人生短し走れよ私

人生のピークを過去に設定するにはまだ早いんじゃない?

努力する才能について(2)

前回は、意志の持続難易度を次のように定式化してみました。

難易度=(苦痛・困難)×(期間)/(重要性)

前回の記事はこちら。

さてこの方程式が正しいとしましょう。ここから行動を持続できる条件は

(意志の強さ)≧(難易度)=(苦痛・困難)×(期間)/(重要性)

ということになります。意志の強さが難易度と同等か超えることができれば持続できます。

ここから2つの可能性を考えられます。

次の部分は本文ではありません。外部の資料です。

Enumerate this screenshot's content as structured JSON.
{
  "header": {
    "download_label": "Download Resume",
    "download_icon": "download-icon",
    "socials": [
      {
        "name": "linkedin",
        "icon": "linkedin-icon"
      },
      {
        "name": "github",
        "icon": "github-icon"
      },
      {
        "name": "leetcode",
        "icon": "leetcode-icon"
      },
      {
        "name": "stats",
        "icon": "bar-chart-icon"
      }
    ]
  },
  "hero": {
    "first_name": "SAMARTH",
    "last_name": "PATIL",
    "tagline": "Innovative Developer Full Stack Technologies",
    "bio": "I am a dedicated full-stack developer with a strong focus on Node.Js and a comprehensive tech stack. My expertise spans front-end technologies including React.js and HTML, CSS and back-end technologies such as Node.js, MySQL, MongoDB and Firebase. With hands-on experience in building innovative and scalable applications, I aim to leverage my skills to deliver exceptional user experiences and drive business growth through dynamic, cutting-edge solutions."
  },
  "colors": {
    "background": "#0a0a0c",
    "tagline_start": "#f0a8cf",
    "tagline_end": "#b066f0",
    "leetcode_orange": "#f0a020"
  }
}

努力する才能がある人は、

  1. 自身の意志の強さ(左辺)を難易度(右辺)より大きくすることができる
  2. 難易度(右辺)を自身の意志の強さ(左辺)より小さくすることができる

この2つはやり方が違うものの、どちらも目標達成のための行動が可能になる組み合わせになります。従って、周りから見て「この人は努力を持続できている」ということになるはずです。

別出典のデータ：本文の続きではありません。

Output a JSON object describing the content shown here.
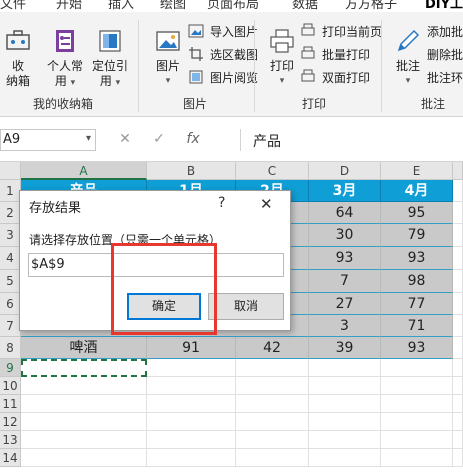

人の意志の大きさが先天的に与えられたものだと仮定すると、1.に関しては割と世間一般の努力する才能に近いと思います。ストイックに行動を持続することができる、この人は努力ができるという感じですね。こちらに関しては才能のあるなしで考えても差し支えないでしょう。

では2.はどうでしょうか。私はこちらに関しては工夫次第で何とかなりそうな気がします。即ち、

  • 行動するための苦痛や困難を減らす
  • 期間を絞って先の見通しが立つようにする
  • 調べたり考えたりすることで重要性を自覚する

というようなことを、私たちは行うことができます。これらを意識することによって、たとえ先天的な意志の大きさ・強さがなかったとしても行動を持続することができます。

時折、凄まじい努力をしている人がそれを楽しいからやっているんだと言うことがあります。私の方程式によれば、これは苦痛や困難が小さいという状態です。将来のために必要なんだと言って資格取得のために頑張る人がいるとしたら、それは重要性が非常に高い状態だと言えましょう。高校1年生が全国模試のためにとても頑張っているとすれば、それは期間を短くしているということになるでしょう。

したがって、後者の場合は工夫次第でかなり何とかなると考えられます。というわけで、私は努力する才能は「世間で言われている程には存在しない」ということにしておきたいと思います。先天的に意志の強い人がいるということは否定できません。しかし、多くの人は先天的な意志の強さで努力しているのではなく、工夫で行動を持続していると考えます。その工夫を周囲の人は見抜けないため、努力する才能を持っている人の数を過大評価してしまうのではないかと思います。

私含め多くの人は意志が弱いと思います。それを行動できている人へのルサンチマンとして表現するのではなく、右辺を減らすための工夫を探すようにできればより生産的になるような気がします。